Dans le contexte d'un contrat d'entreprise conclu entre les parties, Experts-conseils RB inc. a réclamé à la Ville de Sainte-Marthe-sur-le-Lac un solde contractuel de 1 021 239 $. Dans sa défense et demande reconventionnelle, cette dernière a allégué la fraude et l'abus de confiance de sa cocontractante. À la même époque, elle a publicisé le litige par voie d'un communiqué de presse sur différents sites Internet. En décembre 2003, les parties ont conclu une transaction pour l'action sur compte, et la nouvelle mairesse de la Ville a rédigé une lettre d'excuses dans laquelle elle affirme que les accusations portées contre Experts-conseils étaient non fondées et diffamatoires.
Le 14 août dernier, la juge Beaugé, de la Cour supérieure, a conclu que les allégations de la Ville étaient «téméraires, pernicieuses et calomnieuses, s'avérant inutiles pour contrer l'action sur compte» (paragr. 32). En fait, rien ne l'autorisait à ternir la réputation de la demanderesse. En raison du scandale provoqué par les allégations diffamantes, cette dernière, alors en plein essor, a perdu la confiance de ses clients, dont le nombre a diminué de façon radicale.

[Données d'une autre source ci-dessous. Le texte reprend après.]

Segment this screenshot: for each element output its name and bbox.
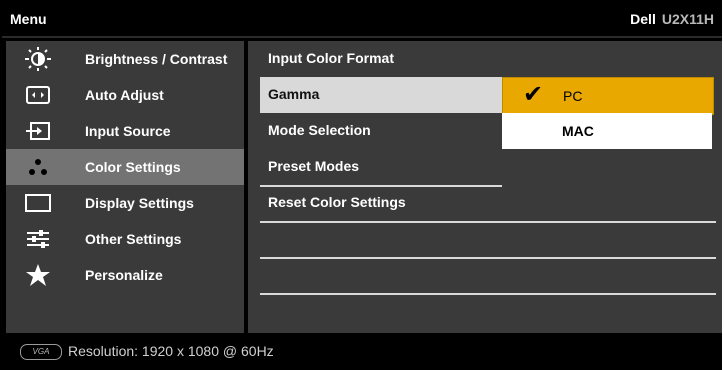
sidebar-item-display-settings[interactable]: Display Settings: [6, 185, 244, 221]
color-settings-icon: [29, 159, 47, 175]
row-label: Mode Selection: [268, 122, 371, 138]
osd-window: Menu Dell U2X11H Brightness / Contrast A…: [0, 0, 722, 370]
resolution-readout: Resolution: 1920 x 1080 @ 60Hz: [68, 343, 274, 359]
row-gamma[interactable]: Gamma: [260, 77, 502, 113]
auto-adjust-icon: [26, 86, 50, 104]
osd-frame: Menu Dell U2X11H Brightness / Contrast A…: [2, 2, 722, 368]
model-name: U2X11H: [661, 11, 714, 27]
status-footer: VGA Resolution: 1920 x 1080 @ 60Hz: [6, 336, 722, 366]
row-divider: [260, 221, 716, 223]
sidebar-item-input-source[interactable]: Input Source: [6, 113, 244, 149]
row-label: Preset Modes: [268, 158, 360, 174]
input-source-icon: [26, 122, 50, 140]
row-input-color-format[interactable]: Input Color Format: [260, 41, 502, 77]
sidebar-item-auto-adjust[interactable]: Auto Adjust: [6, 77, 244, 113]
sidebar-item-personalize[interactable]: Personalize: [6, 257, 244, 293]
gamma-option-mac[interactable]: MAC: [502, 113, 712, 149]
row-divider: [260, 293, 716, 295]
row-label: Input Color Format: [268, 50, 394, 66]
display-settings-icon: [25, 194, 51, 212]
gamma-option-pc[interactable]: ✔ PC: [502, 77, 714, 115]
brightness-icon: [25, 47, 51, 71]
color-settings-panel: Input Color Format Gamma Mode Selection …: [248, 41, 722, 333]
model-label: Dell U2X11H: [630, 11, 714, 27]
sidebar-item-other-settings[interactable]: Other Settings: [6, 221, 244, 257]
vga-input-icon: VGA: [20, 344, 62, 360]
checkmark-icon: ✔: [523, 81, 544, 108]
menu-title: Menu: [10, 11, 47, 27]
row-label: Gamma: [268, 86, 320, 102]
sidebar-item-label: Brightness / Contrast: [85, 51, 228, 67]
row-divider: [260, 257, 716, 259]
row-reset-color-settings[interactable]: Reset Color Settings: [260, 185, 502, 221]
sidebar-item-label: Color Settings: [85, 159, 181, 175]
sidebar-item-label: Personalize: [85, 267, 163, 283]
other-settings-icon: [27, 230, 49, 248]
sidebar-item-label: Input Source: [85, 123, 171, 139]
star-icon: [26, 264, 50, 286]
sidebar-item-label: Display Settings: [85, 195, 194, 211]
sidebar-item-label: Other Settings: [85, 231, 182, 247]
top-bar: Menu Dell U2X11H: [2, 2, 722, 38]
sidebar: Brightness / Contrast Auto Adjust Input …: [6, 41, 244, 333]
option-label: MAC: [562, 123, 594, 139]
row-divider: [260, 185, 502, 187]
brand-name: Dell: [630, 11, 656, 27]
row-label: Reset Color Settings: [268, 194, 406, 210]
sidebar-item-color-settings[interactable]: Color Settings: [6, 149, 244, 185]
sidebar-item-brightness-contrast[interactable]: Brightness / Contrast: [6, 41, 244, 77]
option-label: PC: [563, 88, 583, 104]
sidebar-item-label: Auto Adjust: [85, 87, 164, 103]
row-preset-modes[interactable]: Preset Modes: [260, 149, 502, 185]
row-mode-selection[interactable]: Mode Selection: [260, 113, 502, 149]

La juge a donc conclu qu'une indemnité s'imposait, laquelle a été fixée en tenant compte des éléments suivants :
- la gravité des allégations trompeuses, ainsi que l'effet dévastateur et l'instantanéité de leurs conséquences néfastes;
- le fait que ces mensonges émanent d'une corporation publique dont tout citoyen, fût-il corporatif, doit pouvoir attendre un haut niveau d'intégrité;
- l'abus de pouvoir et d'autorité que la faute de la défenderesse manifeste;
- la multiplicité des lieux de diffusion des allégations diffamantes (acte de procédure, médias écrits et électroniques);
- la notoriété de la demanderesse dans le milieu restreint des Basses-Laurentides et sa réputation enviable préalablement aux événements;
- le recours à un cabinet de communications et l'orchestration soigneuse de la publication des allégations diffamatoires;
- le caractère bâillon de la demande reconventionnelle de la défenderesse à l'action sur compte; et
- le délai de près de trois ans écoulé entre les allégations injurieuses et leur rétractation (par. 50).

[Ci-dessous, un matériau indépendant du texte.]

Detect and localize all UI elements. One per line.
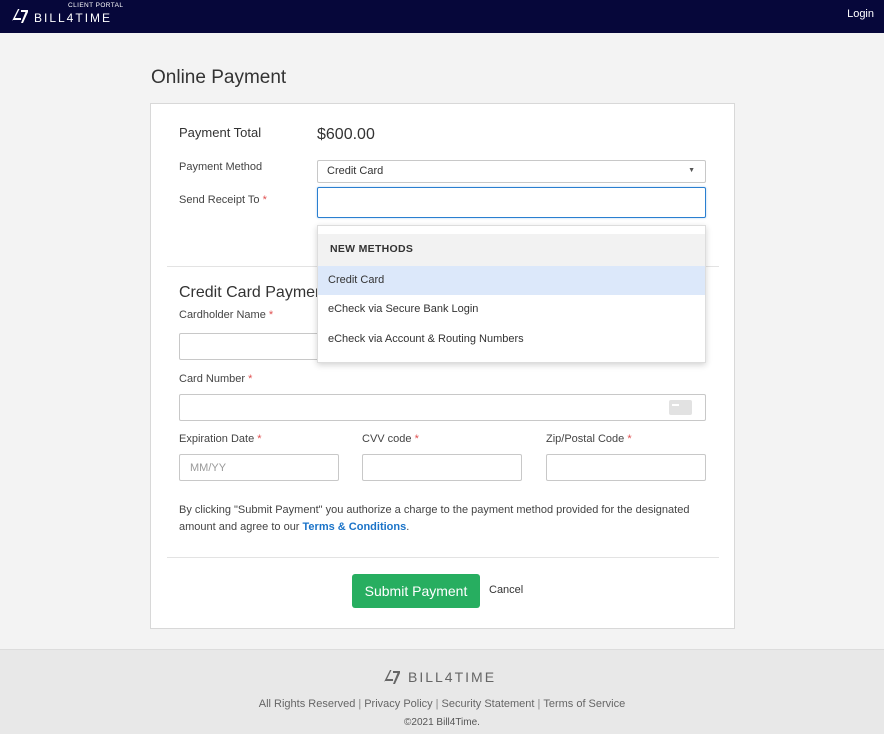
expiration-date-input[interactable]: MM/YY	[179, 454, 339, 481]
credit-card-icon	[669, 400, 692, 415]
brand-name: BILL4TIME	[34, 11, 113, 25]
required-mark: *	[414, 433, 419, 445]
bill4time-logo-icon	[384, 670, 400, 684]
top-navbar: CLIENT PORTAL BILL4TIME Login	[0, 0, 884, 33]
payment-method-dropdown: NEW METHODS Credit Card eCheck via Secur…	[317, 225, 706, 363]
authorization-disclaimer: By clicking "Submit Payment" you authori…	[179, 504, 690, 533]
payment-total-label: Payment Total	[179, 125, 262, 140]
cardholder-name-label: Cardholder Name *	[179, 309, 274, 321]
cvv-input[interactable]	[362, 454, 522, 481]
required-mark: *	[257, 433, 262, 445]
footer-link-security[interactable]: Security Statement	[442, 698, 535, 710]
required-mark: *	[262, 194, 267, 206]
bill4time-logo-icon	[12, 9, 28, 23]
send-receipt-input[interactable]	[317, 187, 706, 218]
terms-conditions-link[interactable]: Terms & Conditions	[303, 521, 407, 533]
send-receipt-label: Send Receipt To *	[179, 194, 267, 206]
footer-separator: |	[435, 698, 439, 710]
payment-card: Payment Total $600.00 Payment Method Cre…	[150, 103, 735, 629]
dropdown-option-echeck-routing[interactable]: eCheck via Account & Routing Numbers	[318, 325, 705, 354]
required-mark: *	[268, 309, 274, 321]
required-mark: *	[248, 373, 253, 385]
payment-total-value: $600.00	[317, 126, 375, 143]
required-mark: *	[627, 433, 632, 445]
submit-payment-button[interactable]: Submit Payment	[352, 574, 480, 608]
zip-code-label: Zip/Postal Code *	[546, 433, 632, 445]
payment-method-select[interactable]: Credit Card ▼	[317, 160, 706, 183]
footer-separator: |	[358, 698, 362, 710]
copyright-text: ©2021 Bill4Time.	[404, 717, 480, 728]
footer-link-rights[interactable]: All Rights Reserved	[259, 698, 356, 710]
dropdown-option-credit-card[interactable]: Credit Card	[318, 266, 705, 295]
zip-code-input[interactable]	[546, 454, 706, 481]
card-number-input[interactable]	[179, 394, 706, 421]
footer-brand: BILL4TIME	[408, 669, 497, 685]
footer-link-privacy[interactable]: Privacy Policy	[364, 698, 432, 710]
page-title: Online Payment	[151, 67, 287, 88]
dropdown-group-header: NEW METHODS	[318, 234, 705, 266]
actions-divider	[167, 557, 719, 558]
payment-method-label: Payment Method	[179, 161, 263, 173]
payment-method-value: Credit Card	[327, 165, 384, 177]
dropdown-option-echeck-bank-login[interactable]: eCheck via Secure Bank Login	[318, 295, 705, 324]
credit-card-section-title: Credit Card Payment	[179, 284, 329, 301]
footer-separator: |	[537, 698, 541, 710]
cancel-link[interactable]: Cancel	[489, 584, 523, 596]
login-link[interactable]: Login	[847, 8, 874, 20]
footer-logo: BILL4TIME	[382, 667, 522, 687]
expiration-placeholder: MM/YY	[190, 462, 227, 474]
footer: BILL4TIME All Rights Reserved | Privacy Po…	[0, 649, 884, 734]
chevron-down-icon: ▼	[688, 167, 695, 174]
footer-links: All Rights Reserved | Privacy Policy | Secur…	[0, 698, 884, 710]
portal-label: CLIENT PORTAL	[68, 2, 124, 9]
expiration-date-label: Expiration Date *	[179, 433, 262, 445]
footer-link-terms[interactable]: Terms of Service	[543, 698, 625, 710]
card-number-label: Card Number *	[179, 373, 253, 385]
cvv-label: CVV code *	[362, 433, 419, 445]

Comme les tribunaux se montrent moins généreux dans l'attribution de dommages morauxaux personnes morales, car «ils estiment qu'elles n'ont pas de sensibilité, d'émotivité et de vie privée» (paragr. 49), la juge a condamné la Ville à payer 50 000 $ à ce titre à la demanderesse. Celle-ci a également eu droit à 1,8 million de dollars pour son préjudice économique.

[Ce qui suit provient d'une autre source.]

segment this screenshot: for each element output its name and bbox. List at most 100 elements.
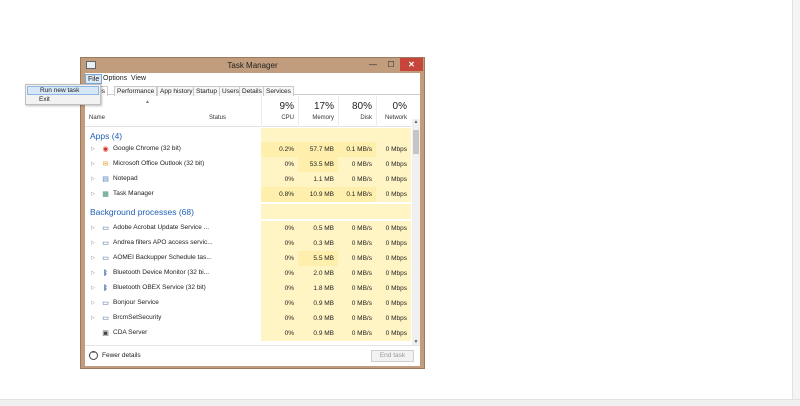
end-task-button[interactable]: End task xyxy=(371,350,414,362)
chrome-icon: ◉ xyxy=(102,146,109,153)
close-button[interactable]: ✕ xyxy=(400,58,423,71)
fewer-details-link[interactable]: Fewer details xyxy=(102,352,141,359)
table-row[interactable]: ▷ ◉ Google Chrome (32 bit) 0.2% 57.7 MB … xyxy=(85,142,411,157)
column-memory-percent[interactable]: 17% xyxy=(298,101,334,112)
process-name: AOMEI Backupper Schedule tas... xyxy=(113,254,212,261)
table-row[interactable]: ▣ CDA Server 0% 0.9 MB 0 MB/s 0 Mbps xyxy=(85,326,411,341)
title-bar[interactable]: Task Manager — ☐ ✕ xyxy=(81,58,424,73)
network-value: 0 Mbps xyxy=(376,296,411,311)
memory-value: 0.3 MB xyxy=(298,236,338,251)
menu-item-exit[interactable]: Exit xyxy=(27,95,99,104)
table-row[interactable]: ▷ ᛒ Bluetooth Device Monitor (32 bi... 0… xyxy=(85,266,411,281)
table-row[interactable]: ▷ ▤ Notepad 0% 1.1 MB 0 MB/s 0 Mbps xyxy=(85,172,411,187)
network-value: 0 Mbps xyxy=(376,172,411,187)
cpu-value: 0% xyxy=(261,236,298,251)
memory-value: 0.9 MB xyxy=(298,311,338,326)
table-row[interactable]: ▷ ▦ Task Manager 0.8% 10.9 MB 0.1 MB/s 0… xyxy=(85,187,411,202)
service-window-icon: ▭ xyxy=(102,240,109,247)
group-header-background[interactable]: Background processes (68) xyxy=(85,204,411,219)
maximize-button[interactable]: ☐ xyxy=(382,58,400,71)
memory-value: 10.9 MB xyxy=(298,187,338,202)
memory-value: 53.5 MB xyxy=(298,157,338,172)
process-name: Notepad xyxy=(113,175,138,182)
tab-performance[interactable]: Performance xyxy=(114,86,158,96)
group-header-apps[interactable]: Apps (4) xyxy=(85,128,411,143)
expand-chevron-icon[interactable]: ▷ xyxy=(91,285,95,291)
scrollbar-thumb[interactable] xyxy=(413,130,419,154)
network-value: 0 Mbps xyxy=(376,236,411,251)
network-value: 0 Mbps xyxy=(376,251,411,266)
service-window-icon: ▭ xyxy=(102,255,109,262)
notepad-icon: ▤ xyxy=(102,176,109,183)
cpu-value: 0% xyxy=(261,266,298,281)
expand-chevron-icon[interactable]: ▷ xyxy=(91,146,95,152)
process-name: Bluetooth Device Monitor (32 bi... xyxy=(113,269,210,276)
menu-view[interactable]: View xyxy=(129,74,148,84)
expand-chevron-icon[interactable]: ▷ xyxy=(91,161,95,167)
column-network-percent[interactable]: 0% xyxy=(376,101,407,112)
column-network[interactable]: Network xyxy=(376,115,407,121)
process-name: Adobe Acrobat Update Service ... xyxy=(113,224,210,231)
disk-value: 0.1 MB/s xyxy=(338,142,376,157)
column-status[interactable]: Status xyxy=(209,115,226,121)
process-list-scrollbar[interactable]: ▲ ▼ xyxy=(412,119,420,345)
cpu-value: 0% xyxy=(261,172,298,187)
network-value: 0 Mbps xyxy=(376,221,411,236)
memory-value: 2.0 MB xyxy=(298,266,338,281)
column-name[interactable]: Name xyxy=(89,115,105,121)
process-name: Andrea filters APO access servic... xyxy=(113,239,213,246)
table-row[interactable]: ▷ ᛒ Bluetooth OBEX Service (32 bit) 0% 1… xyxy=(85,281,411,296)
group-title-apps: Apps (4) xyxy=(90,131,123,141)
tab-app-history[interactable]: App history xyxy=(157,86,196,96)
memory-value: 1.1 MB xyxy=(298,172,338,187)
outlook-icon: ✉ xyxy=(102,161,109,168)
table-row[interactable]: ▷ ✉ Microsoft Office Outlook (32 bit) 0%… xyxy=(85,157,411,172)
service-window-icon: ▭ xyxy=(102,300,109,307)
cpu-value: 0% xyxy=(261,157,298,172)
column-cpu[interactable]: CPU xyxy=(261,115,294,121)
column-cpu-percent[interactable]: 9% xyxy=(261,101,294,112)
expand-chevron-icon[interactable]: ▷ xyxy=(91,240,95,246)
tab-startup[interactable]: Startup xyxy=(193,86,220,96)
column-header: ▲ Name Status 9% CPU 17% Memory 80% Disk… xyxy=(85,96,411,127)
memory-value: 5.5 MB xyxy=(298,251,338,266)
menu-options[interactable]: Options xyxy=(101,74,129,84)
table-row[interactable]: ▷ ▭ BrcmSetSecurity 0% 0.9 MB 0 MB/s 0 M… xyxy=(85,311,411,326)
network-value: 0 Mbps xyxy=(376,142,411,157)
column-memory[interactable]: Memory xyxy=(298,115,334,121)
cpu-value: 0% xyxy=(261,251,298,266)
page-bottom-scrollbar[interactable] xyxy=(0,399,800,406)
tab-services[interactable]: Services xyxy=(263,86,294,96)
table-row[interactable]: ▷ ▭ Bonjour Service 0% 0.9 MB 0 MB/s 0 M… xyxy=(85,296,411,311)
tab-strip: esses Performance App history Startup Us… xyxy=(85,85,420,96)
table-row[interactable]: ▷ ▭ Adobe Acrobat Update Service ... 0% … xyxy=(85,221,411,236)
cpu-value: 0% xyxy=(261,221,298,236)
expand-chevron-icon[interactable]: ▷ xyxy=(91,270,95,276)
disk-value: 0 MB/s xyxy=(338,296,376,311)
chevron-up-icon[interactable]: ⌃ xyxy=(89,351,98,360)
expand-chevron-icon[interactable]: ▷ xyxy=(91,176,95,182)
expand-chevron-icon[interactable]: ▷ xyxy=(91,255,95,261)
page-scrollbar[interactable] xyxy=(792,0,800,406)
expand-chevron-icon[interactable]: ▷ xyxy=(91,300,95,306)
minimize-button[interactable]: — xyxy=(364,58,382,71)
expand-chevron-icon[interactable]: ▷ xyxy=(91,315,95,321)
expand-chevron-icon[interactable]: ▷ xyxy=(91,191,95,197)
column-disk[interactable]: Disk xyxy=(338,115,372,121)
cpu-value: 0% xyxy=(261,296,298,311)
table-row[interactable]: ▷ ▭ AOMEI Backupper Schedule tas... 0% 5… xyxy=(85,251,411,266)
disk-value: 0 MB/s xyxy=(338,157,376,172)
tab-details[interactable]: Details xyxy=(239,86,265,96)
memory-value: 0.9 MB xyxy=(298,326,338,341)
scroll-up-arrow-icon[interactable]: ▲ xyxy=(412,119,420,125)
menu-item-run-new-task[interactable]: Run new task xyxy=(27,86,99,95)
cpu-value: 0% xyxy=(261,281,298,296)
menu-file[interactable]: File xyxy=(85,74,103,84)
disk-value: 0 MB/s xyxy=(338,172,376,187)
expand-chevron-icon[interactable]: ▷ xyxy=(91,225,95,231)
process-name: Task Manager xyxy=(113,190,154,197)
bluetooth-icon: ᛒ xyxy=(103,270,108,277)
column-disk-percent[interactable]: 80% xyxy=(338,101,372,112)
cpu-value: 0.8% xyxy=(261,187,298,202)
table-row[interactable]: ▷ ▭ Andrea filters APO access servic... … xyxy=(85,236,411,251)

Enfin, la défense et demande reconventionnelle mûrement réfléchie de la Ville jointe à son communiqué de presse dénote son intention de nuire à la demanderesse et de briser cette entreprise, qui la poursuivait pour honoraires impayés (paragr. 69). Dans ces circonstances, elle a également été condamnée à payer 30 000 $ en dommages punitifs.
Comme le souligne la juge, devant l'échec de la voie des négociations avec sa cocontractante, la Ville a choisi «malicieusement une arme fatale : la diffamation» (paragr. 70). Or, celle-ci n'entraîne pas uniquement des conséquences graves aux personnes physiques qui en sont victimes, mais également aux personnes morales, dont la sauvegarde de leur réputation est primordiale à leur existence.
J'ose espérer que cette décision aura un effet dissuasif sur quiconque voudrait appliquer «la stratégie» de la Ville dans ses relations avec autrui.
Référence
Experts-conseils RB inc. c. Ste-Marthe-sur-le-Lac (Ville de), (C.S., 2015-08-14), 2015 QCCS 3824, SOQUIJ AZ-51208555. À la date de diffusion, la décision n'avait pas été portée en appel.